Samantha wrote:
>One question. Exactly why would posthumans run "ancestor
>simulations"? Or perhaps I should ask for clarification and
>expansion of that phrase.
It's not hard to think of other possible motivations: curiosity, art,
nostalgia, wanting to "step into the past" and act out the role of a
historically significant person, science of alternative routes of history,
habitat for diseased or uploaded people, etc.
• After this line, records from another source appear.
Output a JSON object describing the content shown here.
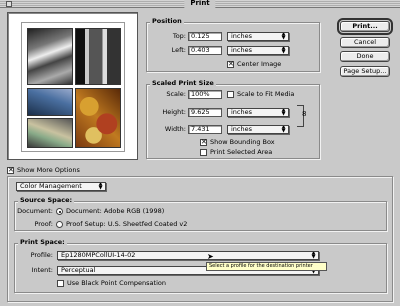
{
  "window": {
    "title": "Print"
  },
  "position": {
    "title": "Position",
    "top_label": "Top:",
    "top_value": "0.125",
    "top_unit": "inches",
    "left_label": "Left:",
    "left_value": "0.403",
    "left_unit": "inches",
    "center_image_label": "Center Image",
    "center_image_checked": true
  },
  "scaled": {
    "title": "Scaled Print Size",
    "scale_label": "Scale:",
    "scale_value": "100%",
    "fit_media_label": "Scale to Fit Media",
    "fit_media_checked": false,
    "height_label": "Height:",
    "height_value": "9.625",
    "height_unit": "inches",
    "width_label": "Width:",
    "width_value": "7.431",
    "width_unit": "inches",
    "bounding_label": "Show Bounding Box",
    "bounding_checked": true,
    "selected_area_label": "Print Selected Area",
    "selected_area_checked": false
  },
  "buttons": {
    "print": "Print...",
    "cancel": "Cancel",
    "done": "Done",
    "page_setup": "Page Setup..."
  },
  "more_options": {
    "label": "Show More Options",
    "checked": true
  },
  "color_mgmt": {
    "selected": "Color Management"
  },
  "source": {
    "title": "Source Space:",
    "document_label": "Document:",
    "document_option": "Document: Adobe RGB (1998)",
    "document_selected": true,
    "proof_label": "Proof:",
    "proof_option": "Proof Setup: U.S. Sheetfed Coated v2",
    "proof_selected": false
  },
  "print_space": {
    "title": "Print Space:",
    "profile_label": "Profile:",
    "profile_value": "Ep1280MPCollUI-14-02",
    "intent_label": "Intent:",
    "intent_value": "Perceptual",
    "bpc_label": "Use Black Point Compensation",
    "bpc_checked": false
  },
  "tooltip": {
    "text": "Select a profile for the destination printer"
  },
  "icons": {
    "close": "close-box-icon",
    "link": "link-chain-icon",
    "popup": "popup-arrows-icon",
    "cursor": "arrow-cursor-icon"
  }
}
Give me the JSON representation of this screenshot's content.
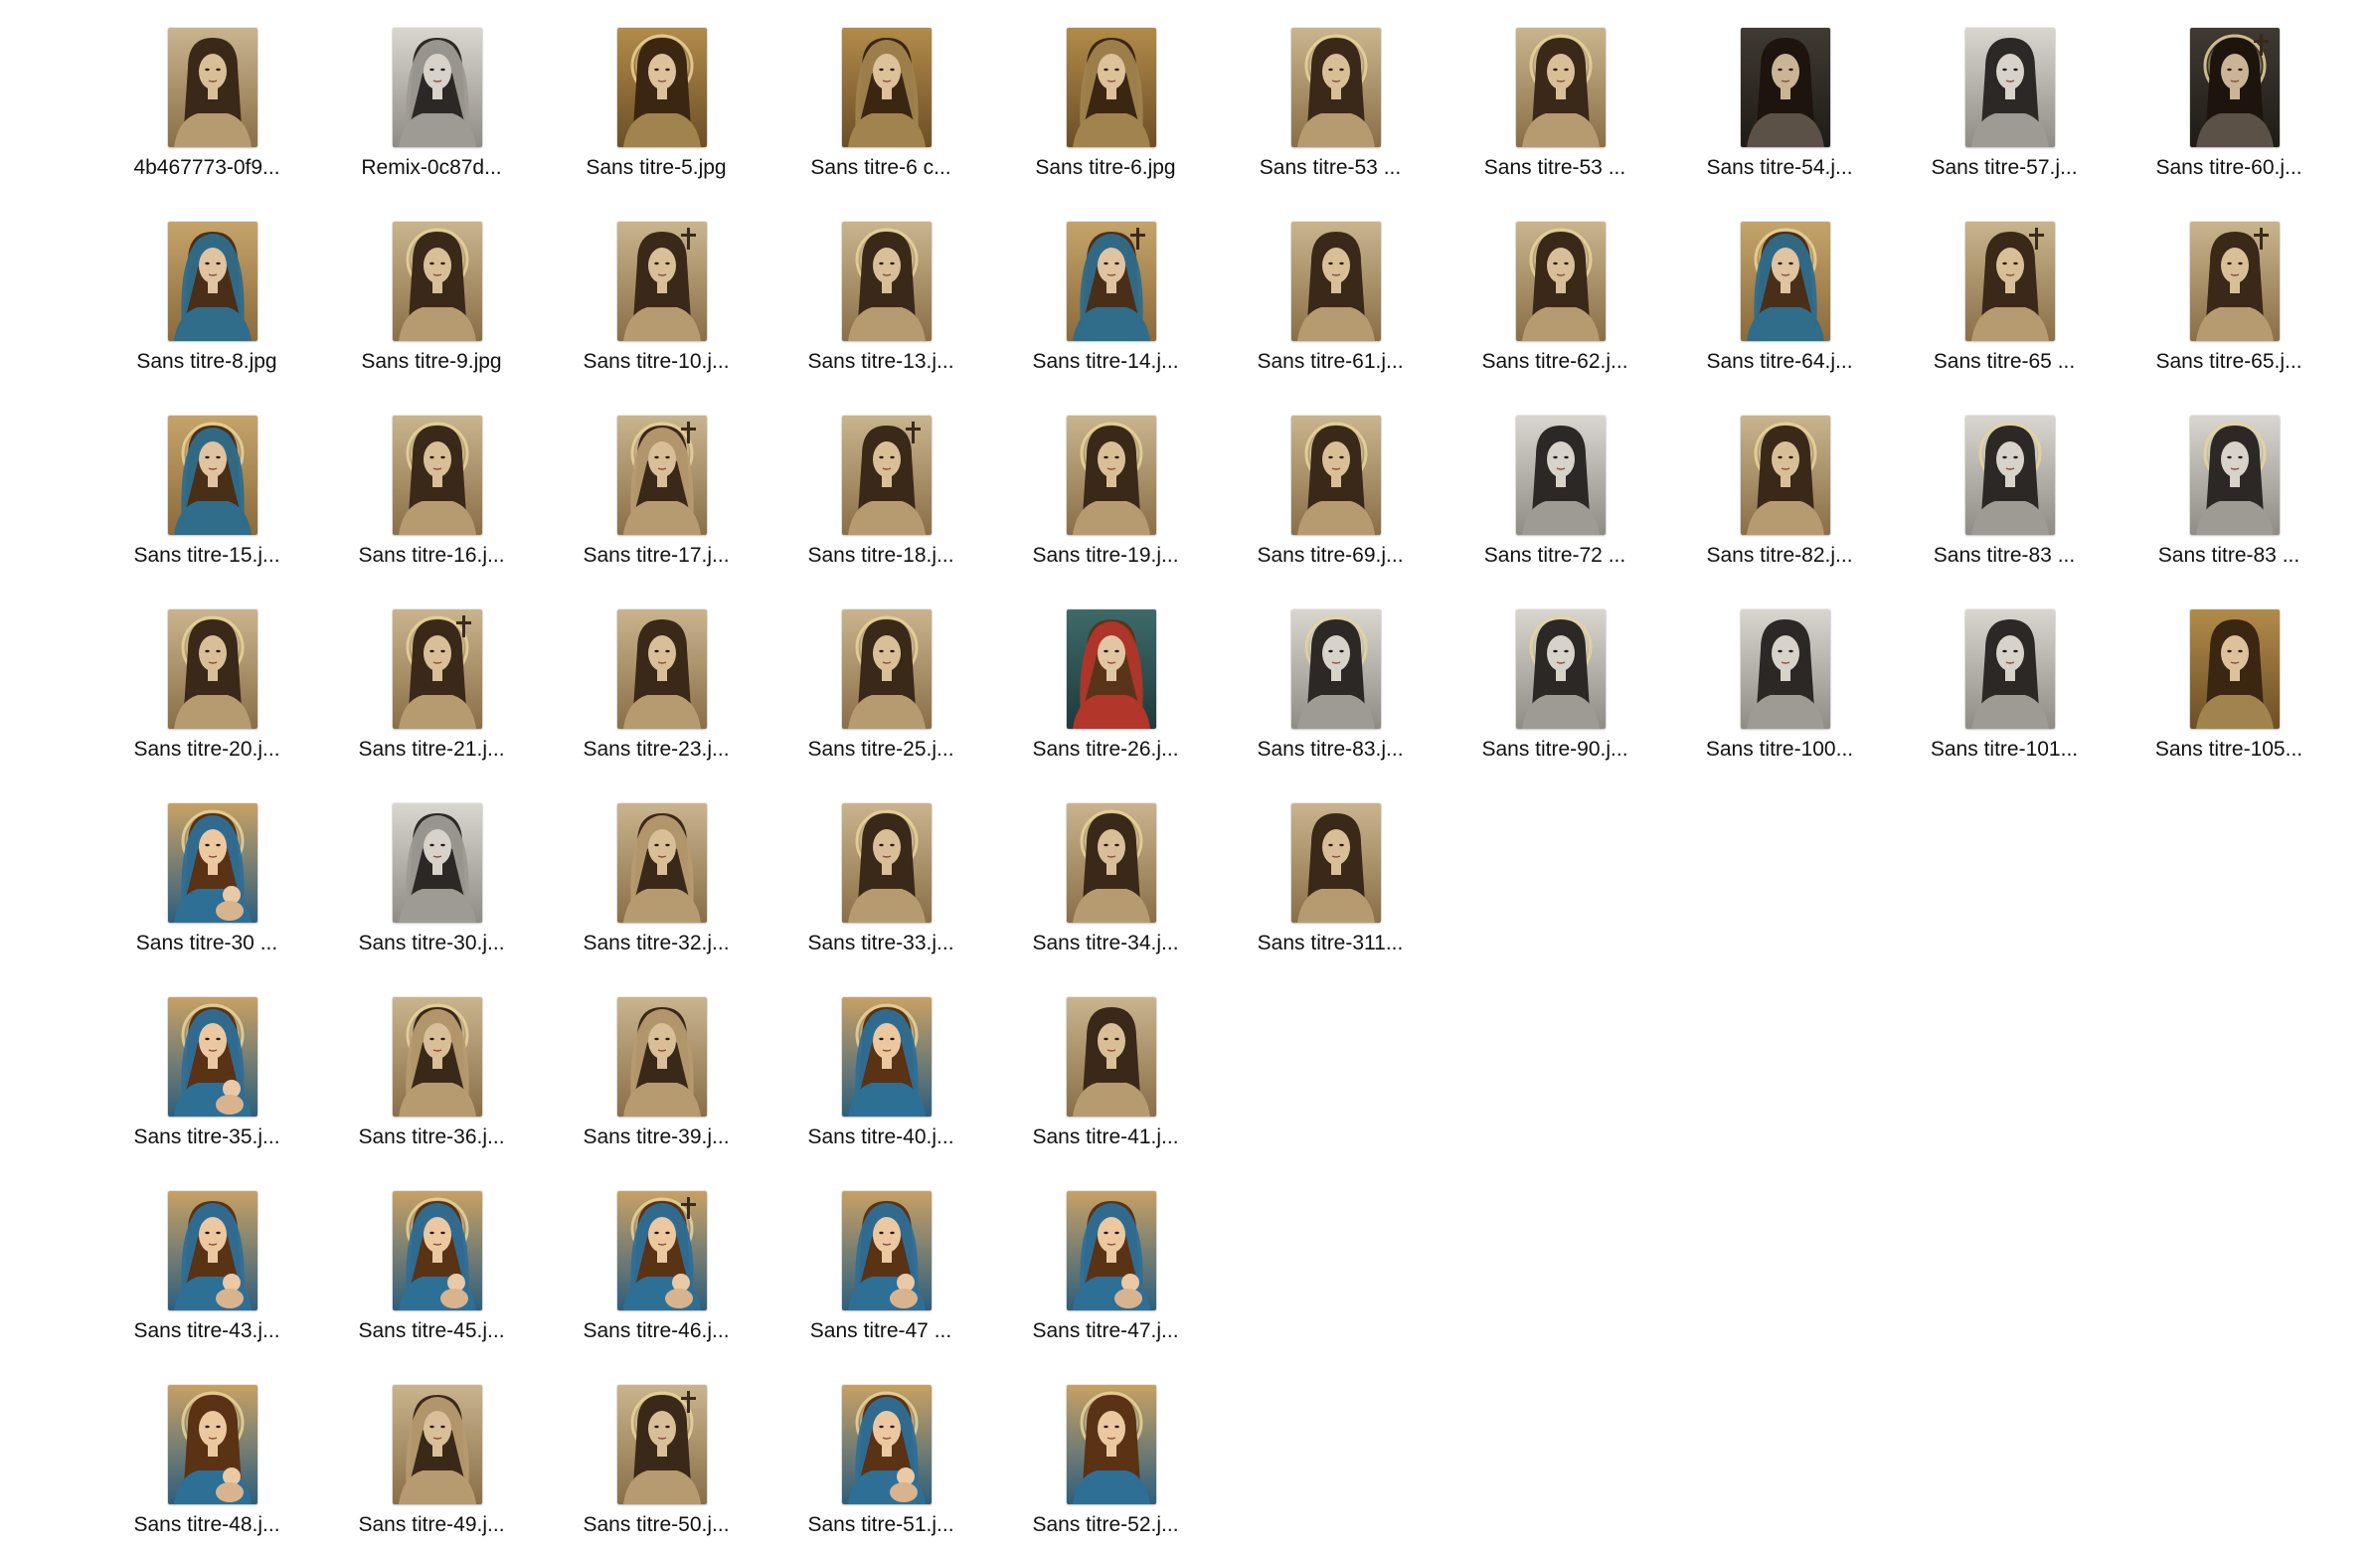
{
  "window": {
    "view": "icon-grid",
    "background": "#ffffff"
  },
  "palette": {
    "sepia": {
      "bg": "#c9b48d",
      "bg2": "#8a6f48",
      "hair": "#3a2818",
      "skin": "#d9bf98",
      "robe": "#b79b70"
    },
    "dark": {
      "bg": "#3f3a32",
      "bg2": "#1f1b16",
      "hair": "#1c140d",
      "skin": "#c9b596",
      "robe": "#5b5147"
    },
    "gold": {
      "bg": "#b28b4a",
      "bg2": "#6d4f26",
      "hair": "#3b2612",
      "skin": "#dcc19a",
      "robe": "#a1834e"
    },
    "blue": {
      "bg": "#c5a46a",
      "bg2": "#8b6a3c",
      "hair": "#4a2f18",
      "skin": "#e0c3a0",
      "robe": "#2f6d8a"
    },
    "red": {
      "bg": "#3e6a6a",
      "bg2": "#1f3a3a",
      "hair": "#5a3418",
      "skin": "#e2c6a4",
      "robe": "#b2362a"
    },
    "bw": {
      "bg": "#d9d6d0",
      "bg2": "#8f8c86",
      "hair": "#2b2825",
      "skin": "#d7d2ca",
      "robe": "#9e9a94"
    },
    "color": {
      "bg": "#c8a064",
      "bg2": "#2d5f7e",
      "hair": "#5a3214",
      "skin": "#ecc8a0",
      "robe": "#2e6f96"
    }
  },
  "files": [
    {
      "name": "4b467773-0f9...",
      "style": "sepia",
      "veil": false,
      "halo": false,
      "cross": false,
      "baby": false
    },
    {
      "name": "Remix-0c87d...",
      "style": "bw",
      "veil": true,
      "halo": false,
      "cross": false,
      "baby": false
    },
    {
      "name": "Sans titre-5.jpg",
      "style": "gold",
      "veil": false,
      "halo": true,
      "cross": false,
      "baby": false
    },
    {
      "name": "Sans titre-6 c...",
      "style": "gold",
      "veil": true,
      "halo": false,
      "cross": false,
      "baby": false
    },
    {
      "name": "Sans titre-6.jpg",
      "style": "gold",
      "veil": true,
      "halo": false,
      "cross": false,
      "baby": false
    },
    {
      "name": "Sans titre-53 ...",
      "style": "sepia",
      "veil": false,
      "halo": true,
      "cross": false,
      "baby": false
    },
    {
      "name": "Sans titre-53 ...",
      "style": "sepia",
      "veil": false,
      "halo": true,
      "cross": false,
      "baby": false
    },
    {
      "name": "Sans titre-54.j...",
      "style": "dark",
      "veil": false,
      "halo": false,
      "cross": false,
      "baby": false
    },
    {
      "name": "Sans titre-57.j...",
      "style": "bw",
      "veil": false,
      "halo": false,
      "cross": false,
      "baby": false
    },
    {
      "name": "Sans titre-60.j...",
      "style": "dark",
      "veil": false,
      "halo": true,
      "cross": true,
      "baby": false
    },
    {
      "name": "Sans titre-8.jpg",
      "style": "blue",
      "veil": true,
      "halo": false,
      "cross": false,
      "baby": false
    },
    {
      "name": "Sans titre-9.jpg",
      "style": "sepia",
      "veil": false,
      "halo": true,
      "cross": false,
      "baby": false
    },
    {
      "name": "Sans titre-10.j...",
      "style": "sepia",
      "veil": false,
      "halo": false,
      "cross": true,
      "baby": false
    },
    {
      "name": "Sans titre-13.j...",
      "style": "sepia",
      "veil": false,
      "halo": true,
      "cross": false,
      "baby": false
    },
    {
      "name": "Sans titre-14.j...",
      "style": "blue",
      "veil": true,
      "halo": false,
      "cross": true,
      "baby": false
    },
    {
      "name": "Sans titre-61.j...",
      "style": "sepia",
      "veil": false,
      "halo": false,
      "cross": false,
      "baby": false
    },
    {
      "name": "Sans titre-62.j...",
      "style": "sepia",
      "veil": false,
      "halo": true,
      "cross": false,
      "baby": false
    },
    {
      "name": "Sans titre-64.j...",
      "style": "blue",
      "veil": true,
      "halo": true,
      "cross": false,
      "baby": false
    },
    {
      "name": "Sans titre-65 ...",
      "style": "sepia",
      "veil": false,
      "halo": false,
      "cross": true,
      "baby": false
    },
    {
      "name": "Sans titre-65.j...",
      "style": "sepia",
      "veil": false,
      "halo": false,
      "cross": true,
      "baby": false
    },
    {
      "name": "Sans titre-15.j...",
      "style": "blue",
      "veil": true,
      "halo": true,
      "cross": false,
      "baby": false
    },
    {
      "name": "Sans titre-16.j...",
      "style": "sepia",
      "veil": false,
      "halo": true,
      "cross": false,
      "baby": false
    },
    {
      "name": "Sans titre-17.j...",
      "style": "sepia",
      "veil": true,
      "halo": true,
      "cross": true,
      "baby": false
    },
    {
      "name": "Sans titre-18.j...",
      "style": "sepia",
      "veil": false,
      "halo": false,
      "cross": true,
      "baby": false
    },
    {
      "name": "Sans titre-19.j...",
      "style": "sepia",
      "veil": false,
      "halo": true,
      "cross": false,
      "baby": false
    },
    {
      "name": "Sans titre-69.j...",
      "style": "sepia",
      "veil": false,
      "halo": true,
      "cross": false,
      "baby": false
    },
    {
      "name": "Sans titre-72 ...",
      "style": "bw",
      "veil": false,
      "halo": false,
      "cross": false,
      "baby": false
    },
    {
      "name": "Sans titre-82.j...",
      "style": "sepia",
      "veil": false,
      "halo": true,
      "cross": false,
      "baby": false
    },
    {
      "name": "Sans titre-83 ...",
      "style": "bw",
      "veil": false,
      "halo": true,
      "cross": false,
      "baby": false
    },
    {
      "name": "Sans titre-83 ...",
      "style": "bw",
      "veil": false,
      "halo": true,
      "cross": false,
      "baby": false
    },
    {
      "name": "Sans titre-20.j...",
      "style": "sepia",
      "veil": false,
      "halo": true,
      "cross": false,
      "baby": false
    },
    {
      "name": "Sans titre-21.j...",
      "style": "sepia",
      "veil": false,
      "halo": true,
      "cross": true,
      "baby": false
    },
    {
      "name": "Sans titre-23.j...",
      "style": "sepia",
      "veil": false,
      "halo": false,
      "cross": false,
      "baby": false
    },
    {
      "name": "Sans titre-25.j...",
      "style": "sepia",
      "veil": false,
      "halo": true,
      "cross": false,
      "baby": false
    },
    {
      "name": "Sans titre-26.j...",
      "style": "red",
      "veil": true,
      "halo": false,
      "cross": false,
      "baby": false
    },
    {
      "name": "Sans titre-83.j...",
      "style": "bw",
      "veil": false,
      "halo": true,
      "cross": false,
      "baby": false
    },
    {
      "name": "Sans titre-90.j...",
      "style": "bw",
      "veil": false,
      "halo": true,
      "cross": false,
      "baby": false
    },
    {
      "name": "Sans titre-100...",
      "style": "bw",
      "veil": false,
      "halo": false,
      "cross": false,
      "baby": false
    },
    {
      "name": "Sans titre-101...",
      "style": "bw",
      "veil": false,
      "halo": false,
      "cross": false,
      "baby": false
    },
    {
      "name": "Sans titre-105...",
      "style": "gold",
      "veil": false,
      "halo": false,
      "cross": false,
      "baby": false
    },
    {
      "name": "Sans titre-30 ...",
      "style": "color",
      "veil": true,
      "halo": true,
      "cross": false,
      "baby": true
    },
    {
      "name": "Sans titre-30.j...",
      "style": "bw",
      "veil": true,
      "halo": false,
      "cross": false,
      "baby": false
    },
    {
      "name": "Sans titre-32.j...",
      "style": "sepia",
      "veil": true,
      "halo": false,
      "cross": false,
      "baby": false
    },
    {
      "name": "Sans titre-33.j...",
      "style": "sepia",
      "veil": false,
      "halo": true,
      "cross": false,
      "baby": false
    },
    {
      "name": "Sans titre-34.j...",
      "style": "sepia",
      "veil": false,
      "halo": true,
      "cross": false,
      "baby": false
    },
    {
      "name": "Sans titre-311...",
      "style": "sepia",
      "veil": false,
      "halo": false,
      "cross": false,
      "baby": false
    },
    {
      "name": "Sans titre-35.j...",
      "style": "color",
      "veil": true,
      "halo": true,
      "cross": false,
      "baby": true
    },
    {
      "name": "Sans titre-36.j...",
      "style": "sepia",
      "veil": true,
      "halo": true,
      "cross": false,
      "baby": false
    },
    {
      "name": "Sans titre-39.j...",
      "style": "sepia",
      "veil": true,
      "halo": false,
      "cross": false,
      "baby": false
    },
    {
      "name": "Sans titre-40.j...",
      "style": "color",
      "veil": true,
      "halo": true,
      "cross": false,
      "baby": false
    },
    {
      "name": "Sans titre-41.j...",
      "style": "sepia",
      "veil": false,
      "halo": false,
      "cross": false,
      "baby": false
    },
    {
      "name": "Sans titre-43.j...",
      "style": "color",
      "veil": true,
      "halo": false,
      "cross": false,
      "baby": true
    },
    {
      "name": "Sans titre-45.j...",
      "style": "color",
      "veil": true,
      "halo": true,
      "cross": false,
      "baby": true
    },
    {
      "name": "Sans titre-46.j...",
      "style": "color",
      "veil": true,
      "halo": true,
      "cross": true,
      "baby": true
    },
    {
      "name": "Sans titre-47 ...",
      "style": "color",
      "veil": true,
      "halo": false,
      "cross": false,
      "baby": true
    },
    {
      "name": "Sans titre-47.j...",
      "style": "color",
      "veil": true,
      "halo": false,
      "cross": false,
      "baby": true
    },
    {
      "name": "Sans titre-48.j...",
      "style": "color",
      "veil": false,
      "halo": true,
      "cross": false,
      "baby": true
    },
    {
      "name": "Sans titre-49.j...",
      "style": "sepia",
      "veil": true,
      "halo": false,
      "cross": false,
      "baby": false
    },
    {
      "name": "Sans titre-50.j...",
      "style": "sepia",
      "veil": false,
      "halo": true,
      "cross": true,
      "baby": false
    },
    {
      "name": "Sans titre-51.j...",
      "style": "color",
      "veil": true,
      "halo": true,
      "cross": false,
      "baby": true
    },
    {
      "name": "Sans titre-52.j...",
      "style": "color",
      "veil": false,
      "halo": true,
      "cross": false,
      "baby": false
    }
  ],
  "rows": [
    10,
    10,
    10,
    10,
    6,
    5,
    5,
    5
  ]
}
What's interesting is that
future society will lack individuals with any of these desires or is very
effective in preventing them from acting on them, or else we are in a
simulation.
(Another possible cool reason for setting up simulations of various sorts,
and to reward their inhabitants for virtuous behavior, is to create
uncertainty about whether one is living in such a simulation. If one is
uncertain about that, one would get an extra reason to act morally.)
>But are we using "sim" as synonymous with all effective virtual
>reality situations, that is, universes that run at a different
>level than those who created/monitor that universe?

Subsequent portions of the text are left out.